Jean-Bruno Mayingi : pour réaménager Kinshasa, il faut, d’une part, une volonté politique et, d’autre part, la volonté de la population. Il y a une loi qui stipule qu’il ne faut pas lotir à plus ou moins 100 mètres au bord d’un cours d’eau. Mais, s’il faut commencer par déguerpir toutes les personnes qui y ont installé leurs maisons, il faudra aussi les indemniser. Et donc, réaménager Kinshasa demande beaucoup d’efforts et de financement.
Après des pluies à Kinshasa, en dehors des dégâts matériels, on décompte aussi des pertes en vie humaine. Que faudrait-il faire pour résoudre les problèmes d’érosions à Kinshasa ?
Jean-Bruno Mayingi : il faut d’abord établir un plan d’aménagement. Réunir autour d’une table différents urbanistes (architectes, géographes, paysagistes...) et proposer un plan d’aménagement qui répond à une ville durable. C’est un projet qui peut coûter énormément d’argent mais le réaménagement de Kinshasa doit aller de pair avec des propositions des scientifiques. Si le gouvernement n’a pas de moyens, il peut faire appel aux investisseurs étrangers. Il faudra aussi impliquer l’urbanisme participatif, c’est-à-dire intégrer les habitants de Kinshasa qui seront en même temps victimes et bénéficiaires du plan d’aménagement.
Comment lutter contre l’insalubrité à Kinshasa ?
Jean-Bruno Mayingi : les déchets sont produits par les ménages, les institutions ou les industries. Il faudra identifier les producteurs des déchets, la quantité et les types des déchets (dangereux ou biodégradables). Avoir des statistiques des productions, la localisation des sites de production transférer à des sites de décharges ou de transit. Dans la gestion des déchets, il y a la collecte de ces déchets depuis leurs sites de production, faire le triage au niveau des sites de transit (décharges publiques) pour les transférer soit aux usines de transformation, soit aux sites de décomposition ou aux sites de destruction que l’on appelle décharges finales.
A Kinshasa, des décharges publiques sont pleines d’immondices dans plusieurs coins de la ville. Quelle méthode faudrait-il appliquer pour le contexte actuel de la capitale ?
Jean Bruno Mayingi : je propose de commencer par une législation adaptée au contexte actuel. Une législation qui permet à ce qu’on arrête la mauvaise gestion pour trouver des solutions aux problèmes de l’insalubrité. En RDC, nous avons des bonnes lois sur la salubrité. Seule l’application pose problème.

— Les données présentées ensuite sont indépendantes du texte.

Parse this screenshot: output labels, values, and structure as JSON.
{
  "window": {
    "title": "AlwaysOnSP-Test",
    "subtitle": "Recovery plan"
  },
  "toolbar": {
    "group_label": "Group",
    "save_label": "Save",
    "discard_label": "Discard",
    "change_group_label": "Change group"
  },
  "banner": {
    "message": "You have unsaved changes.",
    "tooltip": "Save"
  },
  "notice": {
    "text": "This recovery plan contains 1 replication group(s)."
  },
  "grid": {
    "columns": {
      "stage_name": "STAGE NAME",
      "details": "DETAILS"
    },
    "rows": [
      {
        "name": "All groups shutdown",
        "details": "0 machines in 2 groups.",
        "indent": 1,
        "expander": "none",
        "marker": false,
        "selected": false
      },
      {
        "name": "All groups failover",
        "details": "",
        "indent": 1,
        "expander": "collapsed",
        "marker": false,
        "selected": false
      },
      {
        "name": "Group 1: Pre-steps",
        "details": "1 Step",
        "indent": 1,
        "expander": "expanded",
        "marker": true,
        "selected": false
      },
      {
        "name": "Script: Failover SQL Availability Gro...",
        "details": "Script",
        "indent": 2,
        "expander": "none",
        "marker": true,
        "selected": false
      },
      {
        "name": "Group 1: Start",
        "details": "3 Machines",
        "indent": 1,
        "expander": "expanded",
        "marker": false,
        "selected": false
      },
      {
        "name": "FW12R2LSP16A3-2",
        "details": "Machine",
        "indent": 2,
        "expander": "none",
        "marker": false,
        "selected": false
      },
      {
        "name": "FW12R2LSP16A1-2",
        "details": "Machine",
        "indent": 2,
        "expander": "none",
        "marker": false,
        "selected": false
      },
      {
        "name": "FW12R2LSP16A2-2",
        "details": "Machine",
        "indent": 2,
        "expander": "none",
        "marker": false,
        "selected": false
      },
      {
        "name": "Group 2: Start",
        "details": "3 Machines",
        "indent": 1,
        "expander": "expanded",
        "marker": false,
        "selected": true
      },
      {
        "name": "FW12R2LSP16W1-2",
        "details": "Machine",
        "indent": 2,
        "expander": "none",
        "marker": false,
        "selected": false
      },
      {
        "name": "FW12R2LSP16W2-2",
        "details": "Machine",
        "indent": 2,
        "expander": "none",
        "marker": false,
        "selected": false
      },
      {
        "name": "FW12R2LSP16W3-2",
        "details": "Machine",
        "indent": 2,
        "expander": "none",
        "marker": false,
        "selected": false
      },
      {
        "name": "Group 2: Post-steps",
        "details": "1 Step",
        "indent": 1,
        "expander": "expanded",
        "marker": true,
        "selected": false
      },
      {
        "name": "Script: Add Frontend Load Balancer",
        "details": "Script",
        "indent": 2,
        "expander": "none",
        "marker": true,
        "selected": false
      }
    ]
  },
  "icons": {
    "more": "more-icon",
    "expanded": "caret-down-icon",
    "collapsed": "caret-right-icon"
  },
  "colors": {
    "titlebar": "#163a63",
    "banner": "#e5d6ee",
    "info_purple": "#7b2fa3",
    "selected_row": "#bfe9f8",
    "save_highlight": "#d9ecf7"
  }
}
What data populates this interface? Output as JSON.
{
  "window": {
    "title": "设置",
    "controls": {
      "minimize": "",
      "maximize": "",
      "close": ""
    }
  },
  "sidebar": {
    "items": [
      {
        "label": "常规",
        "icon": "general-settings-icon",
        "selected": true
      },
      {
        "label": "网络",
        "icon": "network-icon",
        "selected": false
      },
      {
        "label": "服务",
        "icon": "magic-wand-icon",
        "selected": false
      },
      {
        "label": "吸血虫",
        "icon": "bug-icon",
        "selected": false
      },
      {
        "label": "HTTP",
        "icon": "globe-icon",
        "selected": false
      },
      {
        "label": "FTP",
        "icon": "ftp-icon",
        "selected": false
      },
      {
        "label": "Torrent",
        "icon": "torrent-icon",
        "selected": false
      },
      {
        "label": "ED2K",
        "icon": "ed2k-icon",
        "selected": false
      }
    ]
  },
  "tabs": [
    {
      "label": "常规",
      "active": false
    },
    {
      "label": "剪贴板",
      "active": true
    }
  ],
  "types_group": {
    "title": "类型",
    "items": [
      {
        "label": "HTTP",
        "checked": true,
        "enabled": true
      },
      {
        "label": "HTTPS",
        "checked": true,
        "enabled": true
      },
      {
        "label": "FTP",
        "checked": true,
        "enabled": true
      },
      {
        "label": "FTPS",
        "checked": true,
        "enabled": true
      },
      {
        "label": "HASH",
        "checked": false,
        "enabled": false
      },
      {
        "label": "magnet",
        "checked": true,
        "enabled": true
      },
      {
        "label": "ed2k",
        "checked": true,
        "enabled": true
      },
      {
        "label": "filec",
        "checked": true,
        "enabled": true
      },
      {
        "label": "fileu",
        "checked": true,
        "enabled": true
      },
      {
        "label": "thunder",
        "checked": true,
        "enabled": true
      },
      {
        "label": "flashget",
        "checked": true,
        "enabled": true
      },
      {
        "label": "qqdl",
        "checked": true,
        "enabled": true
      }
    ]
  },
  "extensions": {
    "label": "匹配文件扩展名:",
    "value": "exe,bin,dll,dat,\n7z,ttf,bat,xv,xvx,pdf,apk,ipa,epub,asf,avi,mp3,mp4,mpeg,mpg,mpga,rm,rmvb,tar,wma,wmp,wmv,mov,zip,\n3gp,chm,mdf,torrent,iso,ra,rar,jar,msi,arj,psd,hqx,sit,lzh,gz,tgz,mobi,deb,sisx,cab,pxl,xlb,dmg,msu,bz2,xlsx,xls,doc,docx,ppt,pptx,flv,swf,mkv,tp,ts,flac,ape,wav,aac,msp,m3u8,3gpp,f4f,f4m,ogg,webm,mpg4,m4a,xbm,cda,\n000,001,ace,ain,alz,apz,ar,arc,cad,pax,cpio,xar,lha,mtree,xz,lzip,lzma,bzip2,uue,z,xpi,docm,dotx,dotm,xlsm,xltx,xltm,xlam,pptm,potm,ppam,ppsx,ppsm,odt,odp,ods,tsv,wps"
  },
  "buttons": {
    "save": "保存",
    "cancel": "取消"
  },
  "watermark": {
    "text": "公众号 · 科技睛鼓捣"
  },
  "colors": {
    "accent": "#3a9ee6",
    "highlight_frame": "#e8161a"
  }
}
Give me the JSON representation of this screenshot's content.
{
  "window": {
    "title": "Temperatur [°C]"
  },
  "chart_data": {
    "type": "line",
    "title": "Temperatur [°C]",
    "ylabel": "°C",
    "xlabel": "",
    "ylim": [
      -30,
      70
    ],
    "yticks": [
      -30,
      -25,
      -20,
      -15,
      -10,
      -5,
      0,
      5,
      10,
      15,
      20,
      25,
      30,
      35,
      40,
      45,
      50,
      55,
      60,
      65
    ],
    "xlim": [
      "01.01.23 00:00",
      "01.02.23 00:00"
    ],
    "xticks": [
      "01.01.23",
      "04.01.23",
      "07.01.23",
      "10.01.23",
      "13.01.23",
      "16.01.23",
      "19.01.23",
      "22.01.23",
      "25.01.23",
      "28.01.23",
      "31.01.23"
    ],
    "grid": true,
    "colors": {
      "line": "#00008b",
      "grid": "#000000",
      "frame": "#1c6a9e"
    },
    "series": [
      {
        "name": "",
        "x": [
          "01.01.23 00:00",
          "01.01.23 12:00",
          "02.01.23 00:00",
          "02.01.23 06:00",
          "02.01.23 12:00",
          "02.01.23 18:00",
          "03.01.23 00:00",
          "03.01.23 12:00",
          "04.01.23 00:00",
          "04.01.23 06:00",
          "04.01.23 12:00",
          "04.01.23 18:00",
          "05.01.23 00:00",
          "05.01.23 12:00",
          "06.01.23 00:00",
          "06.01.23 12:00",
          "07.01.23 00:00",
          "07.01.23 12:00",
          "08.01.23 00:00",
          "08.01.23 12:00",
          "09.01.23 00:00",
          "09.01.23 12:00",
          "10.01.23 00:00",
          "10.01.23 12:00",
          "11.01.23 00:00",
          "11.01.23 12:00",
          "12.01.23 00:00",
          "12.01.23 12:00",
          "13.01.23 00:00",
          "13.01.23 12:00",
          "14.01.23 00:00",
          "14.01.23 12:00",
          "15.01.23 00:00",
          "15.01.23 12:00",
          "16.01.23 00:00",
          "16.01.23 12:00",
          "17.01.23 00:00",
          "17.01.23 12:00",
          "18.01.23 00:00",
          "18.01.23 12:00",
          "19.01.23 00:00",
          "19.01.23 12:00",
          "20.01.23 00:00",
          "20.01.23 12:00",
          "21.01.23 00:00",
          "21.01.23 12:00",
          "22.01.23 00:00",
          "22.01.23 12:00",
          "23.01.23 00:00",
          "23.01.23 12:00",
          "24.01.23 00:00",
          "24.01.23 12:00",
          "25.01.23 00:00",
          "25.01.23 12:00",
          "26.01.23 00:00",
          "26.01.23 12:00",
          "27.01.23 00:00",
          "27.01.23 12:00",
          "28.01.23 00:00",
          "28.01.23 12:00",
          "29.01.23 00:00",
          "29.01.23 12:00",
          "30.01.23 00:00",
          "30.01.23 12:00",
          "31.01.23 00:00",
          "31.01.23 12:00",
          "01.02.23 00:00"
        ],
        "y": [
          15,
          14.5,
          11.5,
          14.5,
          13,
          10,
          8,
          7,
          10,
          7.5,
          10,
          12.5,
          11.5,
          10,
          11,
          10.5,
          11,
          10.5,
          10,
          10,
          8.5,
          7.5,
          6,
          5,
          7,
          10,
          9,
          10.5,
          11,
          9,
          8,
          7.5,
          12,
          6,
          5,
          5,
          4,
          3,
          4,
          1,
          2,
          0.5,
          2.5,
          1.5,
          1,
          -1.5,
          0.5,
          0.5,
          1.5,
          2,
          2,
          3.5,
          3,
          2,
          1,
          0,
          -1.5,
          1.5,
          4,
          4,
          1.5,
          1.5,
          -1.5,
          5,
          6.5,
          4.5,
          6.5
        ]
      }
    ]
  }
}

Pensez-vous qu’il faut arrêter la production des sachets et bouteilles en plastique ?
Jean-Bruno : nous sommes déjà dans un système qui fonctionne. Certaines personnes vivent essentiellement de ces objets qui constituent la majorité des déchets à Kinshasa. S’il y a des nouvelles mesures à prendre, il faudrait le faire à différents stades. Il faut également la participation de plusieurs experts (anthropologue, économiste, sociologue, géographe, environnementaliste…) de telle sorte que les mesures ne puissent pas peser sur la population.
Quels sont les effets d’un environnement insalubre sur la santé publique ?
Jean-Bruno : un milieu insalubre est un champ de plusieurs agents pathogènes et toxiques. Quand nous souffrons des maladies respiratoires, c’est parce que nous respirons de l’air qui n’est pas sain.
Un dernier mot ?
Jean-Bruno : souvent, les gens disent que l’Etat nous vienne en aide. Ils oublient que lorsque nous produisons des déchets, nous devons également participer à la gestion de ces déchets. Respecter aussi des normes de constructions des maisons et assainir notre milieu. Il y a déjà l’opération Kin Bopeto, c’est une volonté des autorités. Mais sommes-nous prêts à accompagner cette volonté ? Que faisons-nous ?
Jean Bruno Mayingi Makanwa est assistant 1er degré à l’ISP/GOMBE. Il est également étudiant de troisième cycle de l’Université Pédagogique Nationale (UPN), option Urbanisme et Aménagement du territoire - Gestion de l’environnement.